The effective exclusion of most UK-resident EU citizens from the decision was broadly welcomed but there was condemnation of the failure to follow Scotland's much-applauded independence referendum move to allow votes at 16.

Labour said it was a "matter of principle" that those old enough to pay tax, marry and join the armed forces should not be voiceless in such an important decision and said it would table an amendment to extend the franchise.

Questions were also raised over why expats who have lived abroad for more than 15 years would not be given a say, despite the Tory manifesto promising to axe the time limit in favour of "votes for life".

An EU Referendum Bill, to be introduced to Parliament on Thursday, will make clear the franchise will be based on that for a general election, plus members of the House of Lords and Commonwealth citizens in Gibraltar.

Irish, Maltese and Cypriots resident in the UK will get a vote, but other EU citizens will not.

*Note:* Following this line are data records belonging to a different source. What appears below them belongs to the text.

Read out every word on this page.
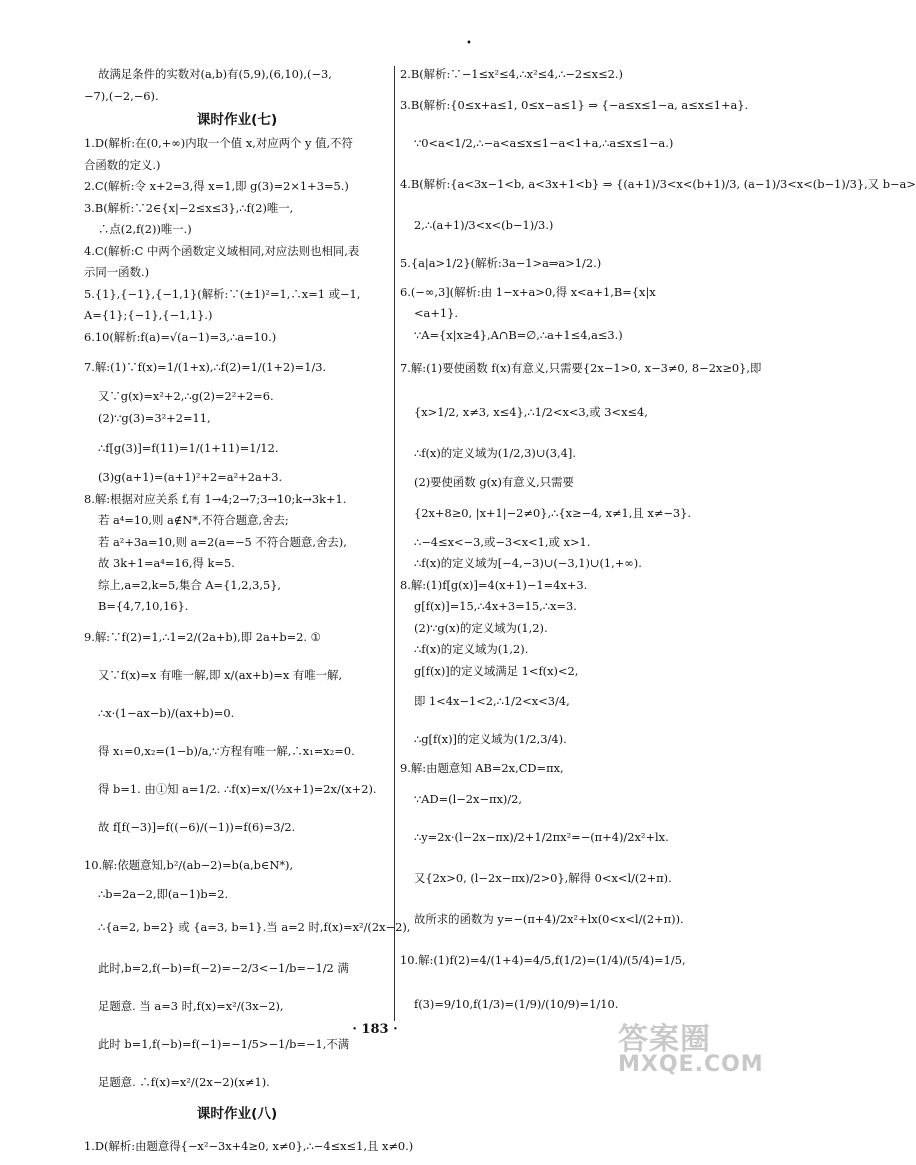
•
故满足条件的实数对(a,b)有(5,9),(6,10),(−3,
−7),(−2,−6).
课时作业(七)
1.D(解析:在(0,+∞)内取一个值 x,对应两个 y 值,不符
合函数的定义.)
2.C(解析:令 x+2=3,得 x=1,即 g(3)=2×1+3=5.)
3.B(解析:∵2∈{x|−2≤x≤3},∴f(2)唯一,
∴点(2,f(2))唯一.)
4.C(解析:C 中两个函数定义域相同,对应法则也相同,表
示同一函数.)
5.{1},{−1},{−1,1}(解析:∵(±1)²=1,∴x=1 或−1,
A={1};{−1},{−1,1}.)
6.10(解析:f(a)=√(a−1)=3,∴a=10.)
7.解:(1)∵f(x)=1/(1+x),∴f(2)=1/(1+2)=1/3.
又∵g(x)=x²+2,∴g(2)=2²+2=6.
(2)∵g(3)=3²+2=11,
∴f[g(3)]=f(11)=1/(1+11)=1/12.
(3)g(a+1)=(a+1)²+2=a²+2a+3.
8.解:根据对应关系 f,有 1→4;2→7;3→10;k→3k+1.
若 a⁴=10,则 a∉N*,不符合题意,舍去;
若 a²+3a=10,则 a=2(a=−5 不符合题意,舍去),
故 3k+1=a⁴=16,得 k=5.
综上,a=2,k=5,集合 A={1,2,3,5},
B={4,7,10,16}.
9.解:∵f(2)=1,∴1=2/(2a+b),即 2a+b=2. ①
又∵f(x)=x 有唯一解,即 x/(ax+b)=x 有唯一解,
∴x·(1−ax−b)/(ax+b)=0.
得 x₁=0,x₂=(1−b)/a,∵方程有唯一解,∴x₁=x₂=0.
得 b=1. 由①知 a=1/2. ∴f(x)=x/(½x+1)=2x/(x+2).
故 f[f(−3)]=f((−6)/(−1))=f(6)=3/2.
10.解:依题意知,b²/(ab−2)=b(a,b∈N*),
∴b=2a−2,即(a−1)b=2.
∴{a=2, b=2} 或 {a=3, b=1}.当 a=2 时,f(x)=x²/(2x−2),
此时,b=2,f(−b)=f(−2)=−2/3<−1/b=−1/2 满
足题意. 当 a=3 时,f(x)=x²/(3x−2),
此时 b=1,f(−b)=f(−1)=−1/5>−1/b=−1,不满
足题意. ∴f(x)=x²/(2x−2)(x≠1).
课时作业(八)
1.D(解析:由题意得{−x²−3x+4≥0, x≠0},∴−4≤x≤1,且 x≠0.)
2.B(解析:∵−1≤x²≤4,∴x²≤4,∴−2≤x≤2.)
3.B(解析:{0≤x+a≤1, 0≤x−a≤1} ⇒ {−a≤x≤1−a, a≤x≤1+a}.
∵0<a<1/2,∴−a<a≤x≤1−a<1+a,∴a≤x≤1−a.)
4.B(解析:{a<3x−1<b, a<3x+1<b} ⇒ {(a+1)/3<x<(b+1)/3, (a−1)/3<x<(b−1)/3},又 b−a>
2,∴(a+1)/3<x<(b−1)/3.)
5.{a|a>1/2}(解析:3a−1>a⇒a>1/2.)
6.(−∞,3](解析:由 1−x+a>0,得 x<a+1,B={x|x
<a+1}.
∵A={x|x≥4},A∩B=∅,∴a+1≤4,a≤3.)
7.解:(1)要使函数 f(x)有意义,只需要{2x−1>0, x−3≠0, 8−2x≥0},即
{x>1/2, x≠3, x≤4},∴1/2<x<3,或 3<x≤4,
∴f(x)的定义域为(1/2,3)∪(3,4].
(2)要使函数 g(x)有意义,只需要
{2x+8≥0, |x+1|−2≠0},∴{x≥−4, x≠1,且 x≠−3}.
∴−4≤x<−3,或−3<x<1,或 x>1.
∴f(x)的定义域为[−4,−3)∪(−3,1)∪(1,+∞).
8.解:(1)f[g(x)]=4(x+1)−1=4x+3.
g[f(x)]=15,∴4x+3=15,∴x=3.
(2)∵g(x)的定义域为(1,2).
∴f(x)的定义域为(1,2).
g[f(x)]的定义域满足 1<f(x)<2,
即 1<4x−1<2,∴1/2<x<3/4,
∴g[f(x)]的定义域为(1/2,3/4).
9.解:由题意知 AB=2x,CD=πx,
∵AD=(l−2x−πx)/2,
∴y=2x·(l−2x−πx)/2+1/2πx²=−(π+4)/2x²+lx.
又{2x>0, (l−2x−πx)/2>0},解得 0<x<l/(2+π).
故所求的函数为 y=−(π+4)/2x²+lx(0<x<l/(2+π)).
10.解:(1)f(2)=4/(1+4)=4/5,f(1/2)=(1/4)/(5/4)=1/5,
f(3)=9/10,f(1/3)=(1/9)/(10/9)=1/10.
· 183 ·	答案圈
MXQE.COM
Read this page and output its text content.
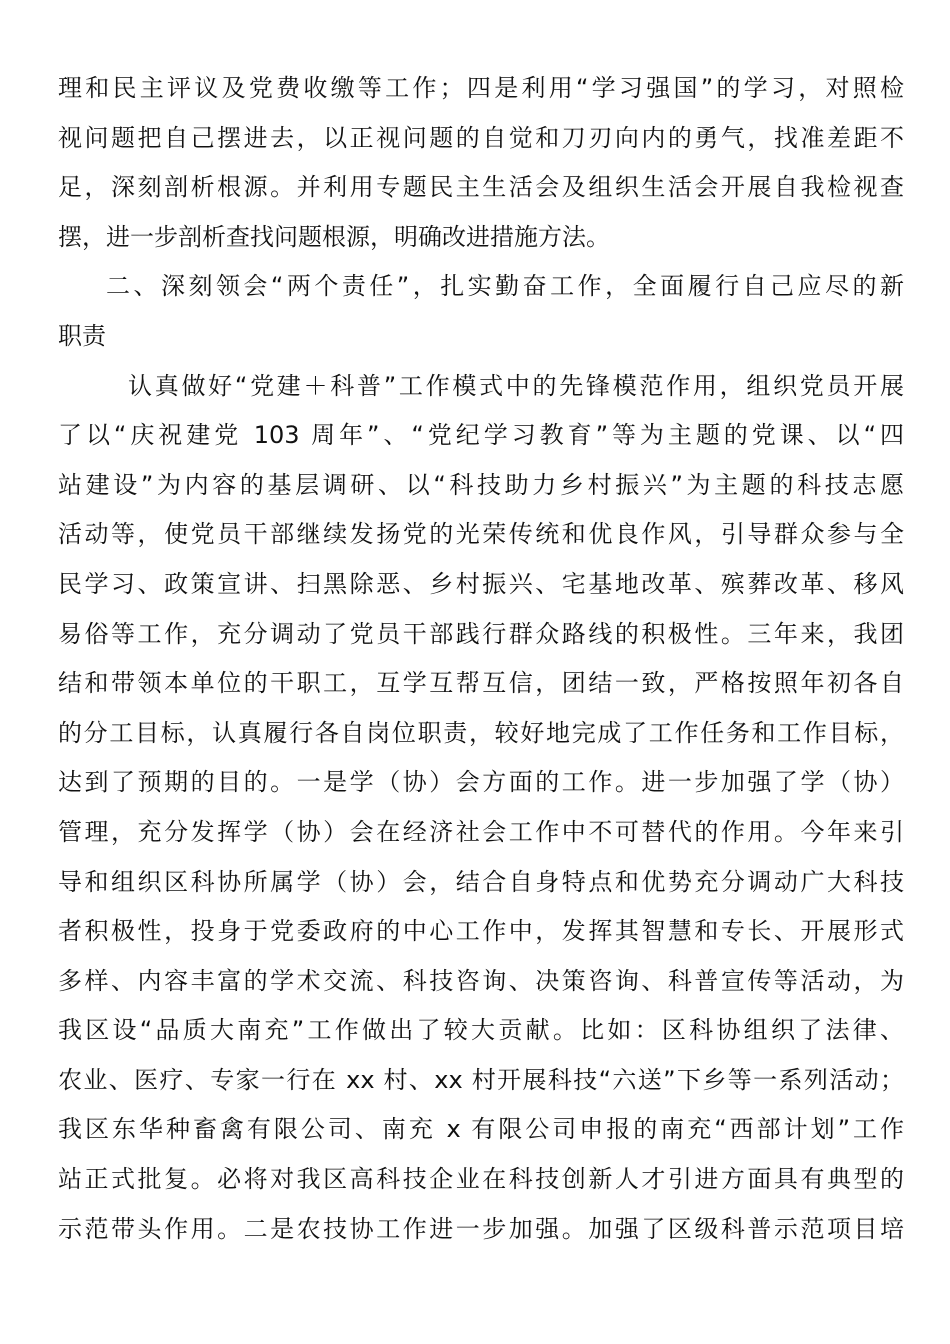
理和民主评议及党费收缴等工作；四是利用“学习强国”的学习，对照检
视问题把自己摆进去，以正视问题的自觉和刀刃向内的勇气，找准差距不
足，深刻剖析根源。并利用专题民主生活会及组织生活会开展自我检视查
摆，进一步剖析查找问题根源，明确改进措施方法。
二、深刻领会“两个责任”，扎实勤奋工作，全面履行自己应尽的新
职责
认真做好“党建＋科普”工作模式中的先锋模范作用，组织党员开展
了以“庆祝建党 103 周年”、“党纪学习教育”等为主题的党课、以“四
站建设”为内容的基层调研、以“科技助力乡村振兴”为主题的科技志愿
活动等，使党员干部继续发扬党的光荣传统和优良作风，引导群众参与全
民学习、政策宣讲、扫黑除恶、乡村振兴、宅基地改革、殡葬改革、移风
易俗等工作，充分调动了党员干部践行群众路线的积极性。三年来，我团
结和带领本单位的干职工，互学互帮互信，团结一致，严格按照年初各自
的分工目标，认真履行各自岗位职责，较好地完成了工作任务和工作目标，
达到了预期的目的。一是学（协）会方面的工作。进一步加强了学（协）
管理，充分发挥学（协）会在经济社会工作中不可替代的作用。今年来引
导和组织区科协所属学（协）会，结合自身特点和优势充分调动广大科技
者积极性，投身于党委政府的中心工作中，发挥其智慧和专长、开展形式
多样、内容丰富的学术交流、科技咨询、决策咨询、科普宣传等活动，为
我区设“品质大南充”工作做出了较大贡献。比如：区科协组织了法律、
农业、医疗、专家一行在 xx 村、xx 村开展科技“六送”下乡等一系列活动；
我区东华种畜禽有限公司、南充 x 有限公司申报的南充“西部计划”工作
站正式批复。必将对我区高科技企业在科技创新人才引进方面具有典型的
示范带头作用。二是农技协工作进一步加强。加强了区级科普示范项目培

Eurosceptics had claimed that as many as 1.5 million people from other EU countries could have been allowed to vote in the plebiscite if it had taken place under the rules for local government elections, in which citizens of other member states can participate.

Conservative MP John Redwood said it was a "myth" young people were interested in the issue and accused pro-Europeans of seeking to "hijack" the referendum to bring in voting reforms to help their cause.